Es ist eine Stimmung, die mir das Gefühl gibt, fast nichts zu sein. Hier auf der Terrasse dieses 15 Jahrhunderte alten Tempels. Ich blicke hinunter auf Mauerreste, die einst Häuser und Vorratslager für Mais, Erdnüsse, Bohnen und Chilis waren, ich blicke hinunter auf Furchen und Gräben, die einst Kanäle bildeten und Wasser aus den Hoch-Anden an die Küste transportierten. Ich blicke hinunter auf eine Stadt, die nur noch im Kopf existiert. Sie beschenkten ihren Gott. Aber nichts vermochte ihn zu besänftigen: Salzluft, El Niños, tosende Böen haben die Stadt, in der einst Zehntausend lebten, ins Reich der Imagination getragen. Wie allmächtig glaubten die Herrscher zu sein? Was ist von ihnen übrig geblieben? Nur Rätsel, Namen, Synonyme? Für wie groß halten wir uns?

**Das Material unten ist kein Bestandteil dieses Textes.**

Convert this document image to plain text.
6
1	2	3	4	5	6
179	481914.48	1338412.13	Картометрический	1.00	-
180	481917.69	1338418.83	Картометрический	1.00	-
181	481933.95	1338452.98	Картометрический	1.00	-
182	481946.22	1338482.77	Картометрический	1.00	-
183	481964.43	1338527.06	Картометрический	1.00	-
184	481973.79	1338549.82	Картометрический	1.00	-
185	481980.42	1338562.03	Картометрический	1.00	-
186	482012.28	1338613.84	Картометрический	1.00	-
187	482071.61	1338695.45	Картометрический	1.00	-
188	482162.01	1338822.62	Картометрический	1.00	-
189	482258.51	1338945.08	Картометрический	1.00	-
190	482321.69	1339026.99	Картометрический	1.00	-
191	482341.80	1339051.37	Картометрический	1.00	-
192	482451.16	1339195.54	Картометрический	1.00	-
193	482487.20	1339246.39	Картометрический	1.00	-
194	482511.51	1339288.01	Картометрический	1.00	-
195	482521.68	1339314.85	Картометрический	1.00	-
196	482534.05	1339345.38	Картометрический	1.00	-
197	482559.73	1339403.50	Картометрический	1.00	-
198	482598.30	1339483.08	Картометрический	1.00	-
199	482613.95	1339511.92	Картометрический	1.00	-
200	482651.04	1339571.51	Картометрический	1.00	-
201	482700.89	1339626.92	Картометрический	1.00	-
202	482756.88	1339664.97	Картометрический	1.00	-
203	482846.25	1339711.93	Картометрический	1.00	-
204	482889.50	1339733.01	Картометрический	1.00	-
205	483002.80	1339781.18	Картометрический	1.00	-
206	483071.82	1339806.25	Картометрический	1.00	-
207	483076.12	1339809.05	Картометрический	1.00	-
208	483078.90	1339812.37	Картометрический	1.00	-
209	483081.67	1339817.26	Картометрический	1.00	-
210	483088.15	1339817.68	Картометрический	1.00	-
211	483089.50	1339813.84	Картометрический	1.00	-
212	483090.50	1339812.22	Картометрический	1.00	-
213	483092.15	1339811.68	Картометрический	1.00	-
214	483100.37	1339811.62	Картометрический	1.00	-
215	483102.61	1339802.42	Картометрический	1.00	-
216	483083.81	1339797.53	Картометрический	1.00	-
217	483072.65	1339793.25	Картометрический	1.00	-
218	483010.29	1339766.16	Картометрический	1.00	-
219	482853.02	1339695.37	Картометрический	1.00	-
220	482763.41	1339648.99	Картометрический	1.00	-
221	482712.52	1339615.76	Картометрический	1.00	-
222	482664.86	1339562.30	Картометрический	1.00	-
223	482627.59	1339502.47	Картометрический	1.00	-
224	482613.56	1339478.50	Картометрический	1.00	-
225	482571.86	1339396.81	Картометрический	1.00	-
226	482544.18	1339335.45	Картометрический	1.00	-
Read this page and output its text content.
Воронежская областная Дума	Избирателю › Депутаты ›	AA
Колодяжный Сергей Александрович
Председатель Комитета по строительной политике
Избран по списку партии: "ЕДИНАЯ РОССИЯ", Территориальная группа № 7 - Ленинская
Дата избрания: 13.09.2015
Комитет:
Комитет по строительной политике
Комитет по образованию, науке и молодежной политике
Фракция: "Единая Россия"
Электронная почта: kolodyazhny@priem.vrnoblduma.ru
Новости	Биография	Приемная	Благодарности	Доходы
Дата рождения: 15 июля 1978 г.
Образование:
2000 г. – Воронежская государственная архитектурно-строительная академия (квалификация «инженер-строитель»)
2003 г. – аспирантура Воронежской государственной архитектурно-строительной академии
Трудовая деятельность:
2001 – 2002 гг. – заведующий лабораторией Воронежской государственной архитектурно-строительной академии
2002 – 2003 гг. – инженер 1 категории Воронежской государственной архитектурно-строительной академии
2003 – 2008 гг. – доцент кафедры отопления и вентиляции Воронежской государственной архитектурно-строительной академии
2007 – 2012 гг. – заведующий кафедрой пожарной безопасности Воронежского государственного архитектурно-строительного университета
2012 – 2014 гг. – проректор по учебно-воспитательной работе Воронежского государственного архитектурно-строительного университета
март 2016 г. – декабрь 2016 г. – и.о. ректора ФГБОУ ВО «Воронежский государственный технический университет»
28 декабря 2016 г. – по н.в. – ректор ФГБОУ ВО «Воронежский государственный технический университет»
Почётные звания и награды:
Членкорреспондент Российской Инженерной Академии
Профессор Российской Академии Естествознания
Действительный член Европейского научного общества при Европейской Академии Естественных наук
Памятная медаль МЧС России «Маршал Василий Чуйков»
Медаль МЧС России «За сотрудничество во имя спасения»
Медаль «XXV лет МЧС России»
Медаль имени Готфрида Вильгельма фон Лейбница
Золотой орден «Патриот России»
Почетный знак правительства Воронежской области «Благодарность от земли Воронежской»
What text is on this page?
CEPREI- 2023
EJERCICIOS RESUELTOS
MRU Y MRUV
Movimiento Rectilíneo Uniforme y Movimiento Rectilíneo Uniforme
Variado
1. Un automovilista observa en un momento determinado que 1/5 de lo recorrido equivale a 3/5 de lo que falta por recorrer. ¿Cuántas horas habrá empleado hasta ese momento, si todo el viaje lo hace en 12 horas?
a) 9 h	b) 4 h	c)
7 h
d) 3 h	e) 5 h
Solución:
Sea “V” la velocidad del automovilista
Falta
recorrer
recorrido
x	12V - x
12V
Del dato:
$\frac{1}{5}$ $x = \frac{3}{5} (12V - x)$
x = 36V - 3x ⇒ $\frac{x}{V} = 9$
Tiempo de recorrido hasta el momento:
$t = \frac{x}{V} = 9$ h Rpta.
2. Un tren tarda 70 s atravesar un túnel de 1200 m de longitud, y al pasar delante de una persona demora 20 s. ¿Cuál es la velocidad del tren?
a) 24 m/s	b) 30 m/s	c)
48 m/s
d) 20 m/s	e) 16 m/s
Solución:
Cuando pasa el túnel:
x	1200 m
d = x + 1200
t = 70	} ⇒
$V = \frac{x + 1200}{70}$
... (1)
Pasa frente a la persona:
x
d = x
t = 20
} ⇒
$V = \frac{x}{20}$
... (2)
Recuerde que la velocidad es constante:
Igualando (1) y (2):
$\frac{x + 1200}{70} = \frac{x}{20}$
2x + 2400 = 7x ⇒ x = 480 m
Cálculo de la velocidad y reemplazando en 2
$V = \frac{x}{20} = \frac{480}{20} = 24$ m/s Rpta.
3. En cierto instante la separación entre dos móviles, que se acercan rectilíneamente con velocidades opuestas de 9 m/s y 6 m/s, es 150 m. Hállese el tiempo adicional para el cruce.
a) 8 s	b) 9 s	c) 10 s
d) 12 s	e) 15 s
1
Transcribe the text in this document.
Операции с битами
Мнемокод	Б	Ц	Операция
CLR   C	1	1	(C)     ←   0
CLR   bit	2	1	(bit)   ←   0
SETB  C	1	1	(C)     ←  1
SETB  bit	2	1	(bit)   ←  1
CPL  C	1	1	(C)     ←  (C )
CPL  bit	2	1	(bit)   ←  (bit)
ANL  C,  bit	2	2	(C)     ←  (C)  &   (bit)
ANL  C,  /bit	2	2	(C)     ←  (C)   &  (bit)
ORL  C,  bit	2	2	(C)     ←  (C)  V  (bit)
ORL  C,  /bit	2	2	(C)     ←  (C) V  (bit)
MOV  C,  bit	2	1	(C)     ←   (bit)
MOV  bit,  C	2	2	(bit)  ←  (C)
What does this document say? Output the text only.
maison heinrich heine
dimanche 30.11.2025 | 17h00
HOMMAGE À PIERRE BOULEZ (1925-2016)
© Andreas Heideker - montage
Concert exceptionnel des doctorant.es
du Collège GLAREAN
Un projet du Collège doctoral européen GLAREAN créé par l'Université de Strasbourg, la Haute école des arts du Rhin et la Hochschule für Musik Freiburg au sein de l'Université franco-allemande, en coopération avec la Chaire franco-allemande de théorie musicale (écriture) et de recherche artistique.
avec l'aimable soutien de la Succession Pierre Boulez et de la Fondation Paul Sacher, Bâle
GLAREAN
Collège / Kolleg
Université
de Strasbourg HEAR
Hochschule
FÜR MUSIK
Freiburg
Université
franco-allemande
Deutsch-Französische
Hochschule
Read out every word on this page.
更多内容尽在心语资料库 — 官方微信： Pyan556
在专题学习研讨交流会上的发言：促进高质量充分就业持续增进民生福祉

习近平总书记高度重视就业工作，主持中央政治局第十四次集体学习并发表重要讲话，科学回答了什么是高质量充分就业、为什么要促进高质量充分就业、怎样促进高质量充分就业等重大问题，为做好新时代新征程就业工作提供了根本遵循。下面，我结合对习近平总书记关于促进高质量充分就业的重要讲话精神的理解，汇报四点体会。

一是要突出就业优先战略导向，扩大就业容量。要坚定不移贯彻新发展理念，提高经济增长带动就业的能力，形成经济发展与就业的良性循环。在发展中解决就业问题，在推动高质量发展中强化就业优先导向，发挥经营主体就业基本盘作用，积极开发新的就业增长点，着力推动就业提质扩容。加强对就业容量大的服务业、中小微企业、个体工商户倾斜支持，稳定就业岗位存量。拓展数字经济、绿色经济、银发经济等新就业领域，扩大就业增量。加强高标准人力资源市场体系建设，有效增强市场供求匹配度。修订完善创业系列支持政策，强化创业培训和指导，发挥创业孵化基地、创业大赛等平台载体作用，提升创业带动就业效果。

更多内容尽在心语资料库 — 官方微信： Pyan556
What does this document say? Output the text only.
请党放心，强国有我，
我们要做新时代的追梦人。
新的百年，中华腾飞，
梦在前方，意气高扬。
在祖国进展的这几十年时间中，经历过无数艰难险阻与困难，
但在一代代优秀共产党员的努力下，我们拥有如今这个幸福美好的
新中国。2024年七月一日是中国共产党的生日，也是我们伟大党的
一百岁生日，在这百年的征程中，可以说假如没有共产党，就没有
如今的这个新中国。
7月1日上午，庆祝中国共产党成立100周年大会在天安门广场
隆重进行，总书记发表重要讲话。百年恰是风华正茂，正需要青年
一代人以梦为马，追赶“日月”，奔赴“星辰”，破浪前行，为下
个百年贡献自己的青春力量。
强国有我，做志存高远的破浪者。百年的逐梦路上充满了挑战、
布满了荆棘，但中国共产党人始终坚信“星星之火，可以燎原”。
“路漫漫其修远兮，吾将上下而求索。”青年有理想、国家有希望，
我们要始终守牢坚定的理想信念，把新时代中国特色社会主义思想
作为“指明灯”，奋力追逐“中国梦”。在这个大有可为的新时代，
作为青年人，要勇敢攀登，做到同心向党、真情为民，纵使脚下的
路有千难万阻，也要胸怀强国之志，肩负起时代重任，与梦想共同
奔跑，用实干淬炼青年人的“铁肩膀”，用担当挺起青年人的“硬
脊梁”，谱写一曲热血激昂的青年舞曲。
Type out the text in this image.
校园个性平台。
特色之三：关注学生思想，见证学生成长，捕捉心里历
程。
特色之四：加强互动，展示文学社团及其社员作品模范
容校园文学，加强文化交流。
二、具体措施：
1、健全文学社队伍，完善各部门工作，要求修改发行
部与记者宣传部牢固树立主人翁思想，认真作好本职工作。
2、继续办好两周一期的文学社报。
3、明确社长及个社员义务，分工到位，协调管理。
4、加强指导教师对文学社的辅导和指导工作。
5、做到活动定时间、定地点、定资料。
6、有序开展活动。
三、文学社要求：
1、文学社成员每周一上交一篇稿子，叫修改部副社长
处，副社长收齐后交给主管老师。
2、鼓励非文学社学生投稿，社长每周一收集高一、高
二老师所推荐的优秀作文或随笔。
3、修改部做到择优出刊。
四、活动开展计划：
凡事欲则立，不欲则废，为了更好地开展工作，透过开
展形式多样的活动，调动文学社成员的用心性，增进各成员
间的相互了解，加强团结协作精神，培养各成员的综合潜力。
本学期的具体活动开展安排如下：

Anschließend fuhren wir in den Westen Trujillos. Dort stehen die Überreste, der mit 100.000 Einwohnern, einst größten Stadt des Kontinents. Sie war die Hauptstadt der Chimú-Kultur, welche für zwei Jahrhunderte herrschte, bis sie um 1460 von den Inkas besiegt wurde. Die Zunahme der Bevölkerung lies ein Klassensystem mit Hierarchien entstehen. Die Chimú setzten Arbeitssklaven ein, um wertvolle Rohstoffe – u.a. aus Bolivien – zu gewinnen. Auf dem Höhepunkt beherbergte die Stadt Unmengen von Gold, Silber und Keramik-Kunst. Ferner wurde ein Bewässerungssystem entwickelt, mit dem die Menschen mit Süßwasser versorgt, und weit entfernte Felder bestellt werden konnten. Die Abhängigkeit des Wasser besiegelte allerdings auch das Ende von Chan Chan. Erobert wurde die Stadt nämlich nicht durch militärische Schläge, sondern durch die Umleitung von Kanälen außerhalb der Stadtmauer. Die Stadt selbst blieb unzerstört, die Inkas gierten weniger auf Reichtum, als auf Ausdehnung ihres Reiches. Die Schätze fielen den Spanien und Grabräubern zum Opfer. Der Klimawandel – das Stärker werden der Stürme und Niederschläge – tat sein übriges. Heute ist ein gehöriges Maß an Phantasie nötig, um sich die Stadt vorzustellen. Beeindruckend jedoch noch sind die Wandverzierungen: So haben wir unter anderem einen Korridor passiert. An der linken Wand waren Fische dargestellt. Diese ›schwammen‹ auf und ab mit unserer Gehrichtung. Ein von links nach rechts verlaufender Mauerrest trennte den Korridor in Süd und Nord, wir erklommen die Stufe, betraten den Nordteil, und siehe da, auf der linken Wand, waren die Fische nun entgegen unserer Gehrichtung dargestellt. Zudem waren die Fische kleiner, aber zahlreicher. Unser Führer erklärte, dass hier die Fischerei und die Meeresströmung versinnbildlicht wurde. So treffen an dieser Stelle der Pazifikküste, vom Norden her, der warme (fischreiche) Äquatorialstrom und, vom Süden her, der kalte (fischarme) Humboldt-Strom aufeinander. Die gesamte Rechte Wand war ein aus Lehm geformtes Rautengitter, welches das Fischnetz symbolisierte. An anderen Stellen dieser Anlage wurden wiederum die drei Elemente Luft, Erde und Wasser, in anderen Bereichen Vögel, Eichhörnchen, und Götter dargestellt.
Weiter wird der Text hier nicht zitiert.